6. If a Standalone (i.e., algorithm only without human-in-the-loop performance) Was Done

• Standalone "Algorithm" Performance: The device itself is an imaging system, not purely an algorithm. Its performance is inherent in the images it produces. Therefore, "standalone" in this context refers to the system's ability to produce diagnostically acceptable images.
• Bench Testing and Image Quality Tests: The document details extensive "engineering bench testing" and "image quality/performance testing" identified for fluoroscopy. These tests evaluate the system's technical image output without human interpretation as the primary endpoint. This can be considered the equivalent of "standalone" performance for an imaging device. Specifically mentioned are:
  • Demonstration of system performance.
  • Imaging performance evaluation using anthropomorphic phantoms (including a pediatric anthropomorphic phantom).
  • All image quality/performance testing identified for fluoroscopy in FDA's "Information for Industry: X-ray Imaging Devices - Laboratory Image Quality and Dose Assessment, Tests and Standards" was performed.

7. The Type of Ground Truth Used (Expert Consensus, Pathology, Outcomes Data, etc.)

• For the Cadaver Study (Test Set): The ground truth for evaluating clinical capability and image quality seems to be based on expert consensus (or agreement) between the two independent physicians regarding the equivalence of the images produced by the OEC Elite™ MiniView™ compared to the predicate device for diagnostic and procedural guidance in the cadaveric setting. There is no mention of pathology or outcomes data for this specific evaluation, as it's a technical performance and clinical utility assessment on cadavers.
• For Bench Testing: The ground truth for bench testing and phantom studies would be defined by known physical properties of the phantoms and established engineering specifications and standards for image quality metrics.

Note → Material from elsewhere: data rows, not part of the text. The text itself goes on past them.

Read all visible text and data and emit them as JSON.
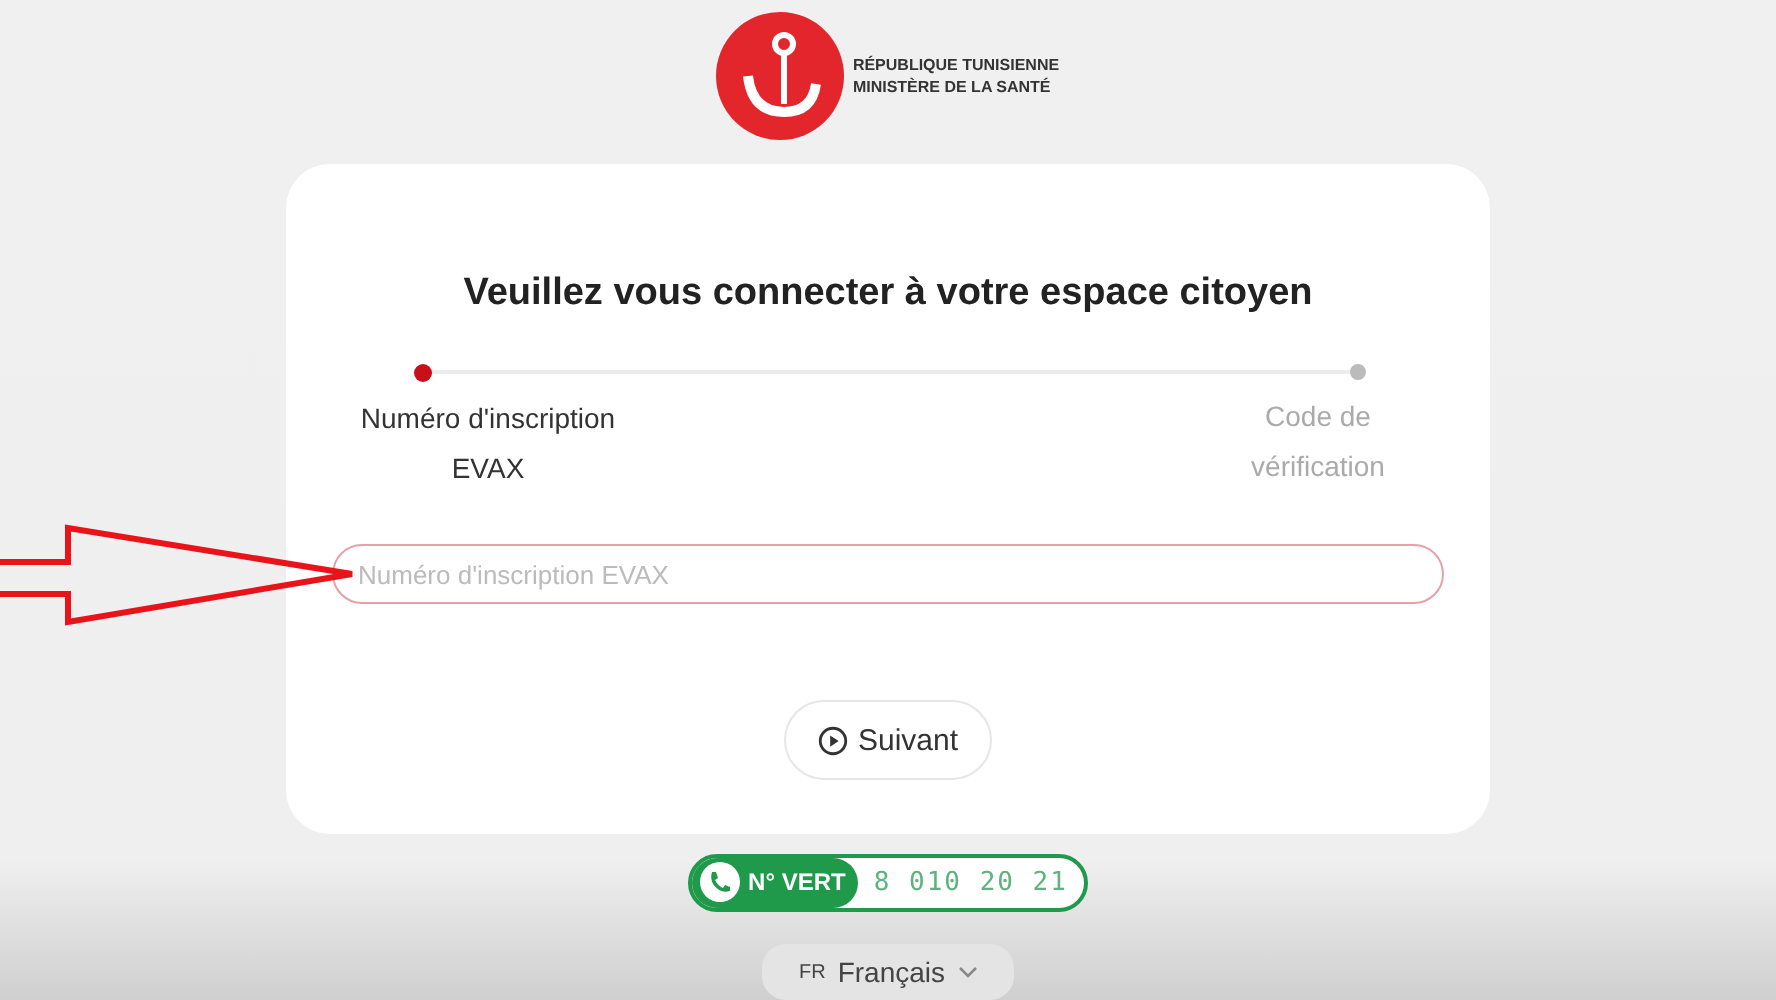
{
  "header": {
    "line_1": "RÉPUBLIQUE TUNISIENNE",
    "line_2": "MINISTÈRE DE LA SANTÉ"
  },
  "card": {
    "title": "Veuillez vous connecter à votre espace citoyen",
    "steps": [
      {
        "label": "Numéro d'inscription EVAX",
        "selected": true
      },
      {
        "label": "Code de vérification",
        "selected": false
      }
    ],
    "field": {
      "placeholder": "Numéro d'inscription EVAX"
    },
    "button": {
      "label": "Suivant"
    }
  },
  "hotline": {
    "label": "N° VERT",
    "number": "8 010 20 21"
  },
  "language": {
    "code": "FR",
    "label": "Français"
  }
}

8. The Sample Size for the Training Set

The document describes a medical imaging device (C-arm), not an AI algorithm that requires a separate training set. Therefore, the concept of a "training set sample size" as typically applied to machine learning models is not applicable here. The device's underlying technology and software architecture are based on existing, proven designs (predicate and reference devices), with modifications validated through engineering bench tests and the cadaver study.

9. How the Ground Truth for the Training Set Was Established

As noted in point 8, there is no explicit "training set" in the context of an AI algorithm described in this document. The device's development involved standard engineering practices, which could be considered an iterative design and testing process that refines the system's performance. The "ground truth" during this development would be based on engineering specifications, performance targets, and established imaging principles, rather than a labeled dataset for training an AI model.